Don’t forget to head on over to Instagram and follow my account so that you can see when my post goes up (later today) about the giveaway! I’ll share all the details on how to enter there and I don’t want you to miss it! Good luck, I’m rooting for you!
**Although this post is sponsored by Pastry Chef’s Boutique, all opinions and thoughts are my own. Thank you for your continued support of the occasional sponsored post on this site. They help keep the blog going, allowing me to continue to share my recipes with you on a weekly basis. I never want my sponsorships to feel forced, which is why I only partner with companies I feel very passionate about and actually use on a regular basis.**
- 2⅔ cups all-purpose flour
- 1½ teaspoon baking powder
- ¼ teaspoon baking soda
- ½ teaspoon fresh grated nutmeg
- ½ teaspoon ground cinnamon
- ¼ teaspoon ground ginger
- ¼ teaspoon ground all-spice
- ¼ teaspoon ground cloves
- ¾ teaspoon salt
- ¼ cup vegetable oil
- ¼ cup unsalted butter, softened
- ½ cup granulated sugar
- ⅓ cup packed light brown sugar
- 2 large eggs
- 1 teaspoon vanilla extract
- 1 cup buttermilk
- 1½ cups raisins
- 1 cup all-purpose flour
- ½ cup packed light brown sugar
- 1 teaspoon cinnamon
- pinch of salt
- 4 tablespoons unsalted butter, softened
- 1 cup oats
- 2 cups powdered sugar
- 2 tablespoons unsalted butter, softened
- 1 teaspoon vanilla extract
- 2 to 5 tablespoons milk
- Preheat oven to 350 degrees F.
- In a large bowl, whisk or sift together the flour, baking powder, baking soda, salt and spices. Set aside.

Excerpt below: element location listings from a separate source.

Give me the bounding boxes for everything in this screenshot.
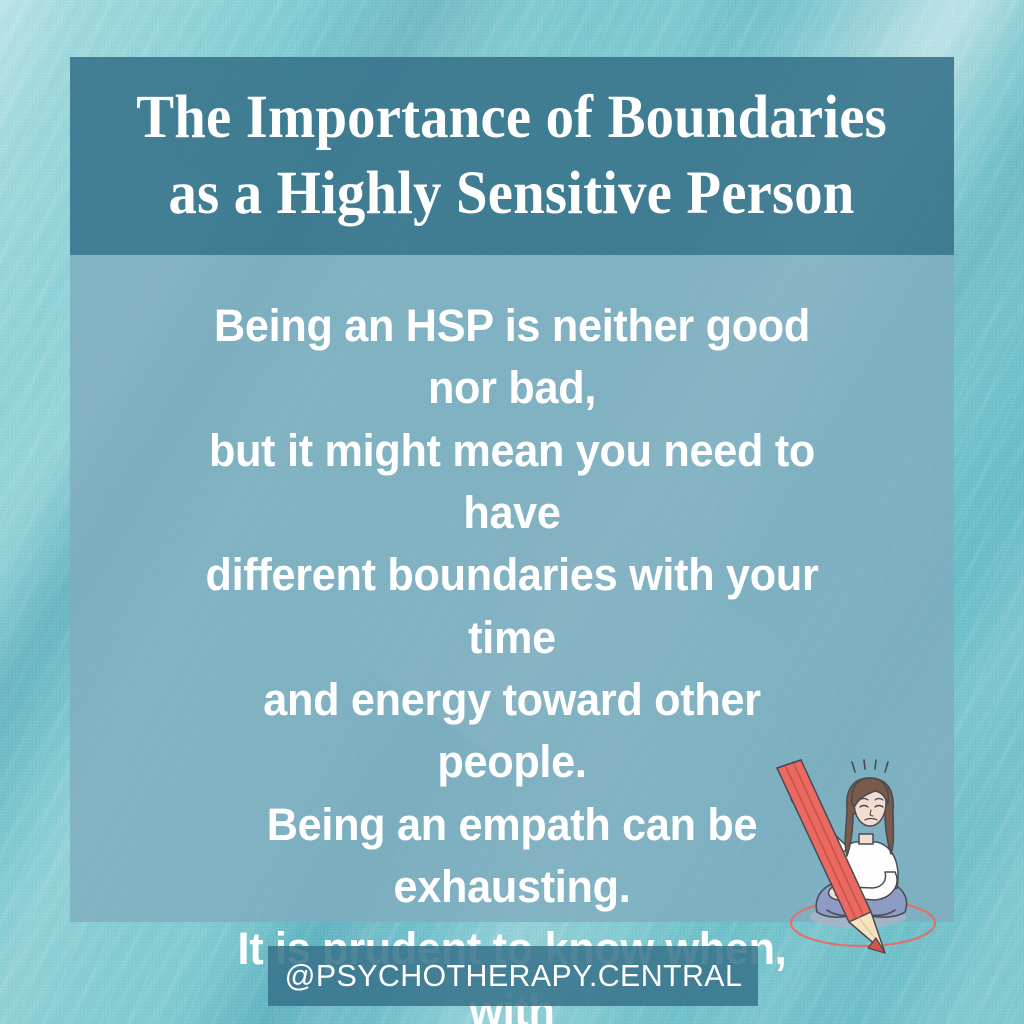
stress-lines <box>852 760 888 772</box>
body-line-1: Being an HSP is neither good nor bad, <box>214 300 810 413</box>
body-line-2: but it might mean you need to have <box>209 425 815 538</box>
body-line-5: Being an empath can be exhausting. <box>267 799 758 912</box>
poster-canvas: The Importance of Boundaries as a Highly… <box>0 0 1024 1024</box>
title-band: The Importance of Boundaries as a Highly… <box>70 57 954 255</box>
social-handle: @PSYCHOTHERAPY.CENTRAL <box>284 958 742 994</box>
neck <box>859 834 873 844</box>
title-line-1: The Importance of Boundaries <box>137 84 888 151</box>
woman-drawing-circle-illustration <box>755 760 965 990</box>
handle-bar: @PSYCHOTHERAPY.CENTRAL <box>268 946 758 1006</box>
body-line-4: and energy toward other people. <box>263 674 760 787</box>
title-line-2: as a Highly Sensitive Person <box>169 160 855 227</box>
body-paragraph: Being an HSP is neither good nor bad, bu… <box>193 295 830 1024</box>
body-line-3: different boundaries with your time <box>205 549 818 662</box>
page-title: The Importance of Boundaries as a Highly… <box>127 80 896 231</box>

- In the bowl of a large mixer, beat together the oil, butter, granulated sugar and brown sugar until creamy, light and fluffy, about 5 minutes. Stir in the eggs one at a time, mixing well after each addition. Stir in the vanilla extract. Add in the dry ingredients, alternating between the buttermilk, mixing just until combined after each addition. Fold in the raisins. Spoon the batter into the silicon doughnut mold and bake until lightly golden brown around the edges and a toothpick inserted in the middle comes out clean, about 10 to 12 minutes. If you're not using a silicon doughnut mold, make sure you grease and flour the doughnut pan you use. Allow the doughnuts to cool slightly before inverting onto a wire rack to cool completely.

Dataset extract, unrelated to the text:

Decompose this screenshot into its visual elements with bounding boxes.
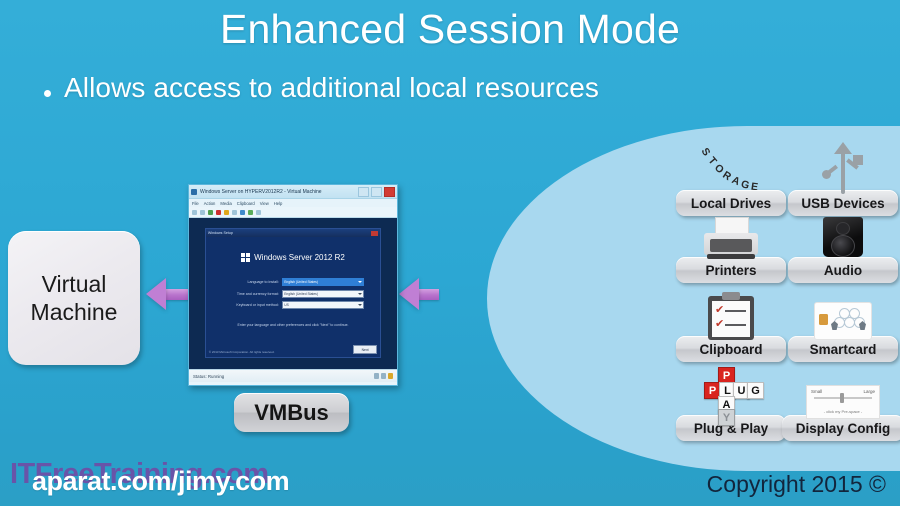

- To make the crumb topping, in a large bowl, combine the flour, brown sugar, cinnamon, salt, and butter until the mixture resembles coarse crumbs. Stir in the oats until evenly combined. Pour the crumb topping onto a baking sheet and bake for 10 minutes. Remove from the oven and let cool completely before breaking up the mixture into coarse crumbs.
- To make the glaze, whisk together the powdered sugar, butter, vanilla and enough milk to get a thick somewhat pourable glaze.
- Dip the cooled doughnuts into the glaze and then dunk into the crumb topping to coat. Return to wire rack to allow the glaze to set. Transfer the leftover glaze to a piping bag and drizzle on top of each doughnut. Leftovers can be wrapped in plastic and kept at room temperature for up to 2 days. Enjoy!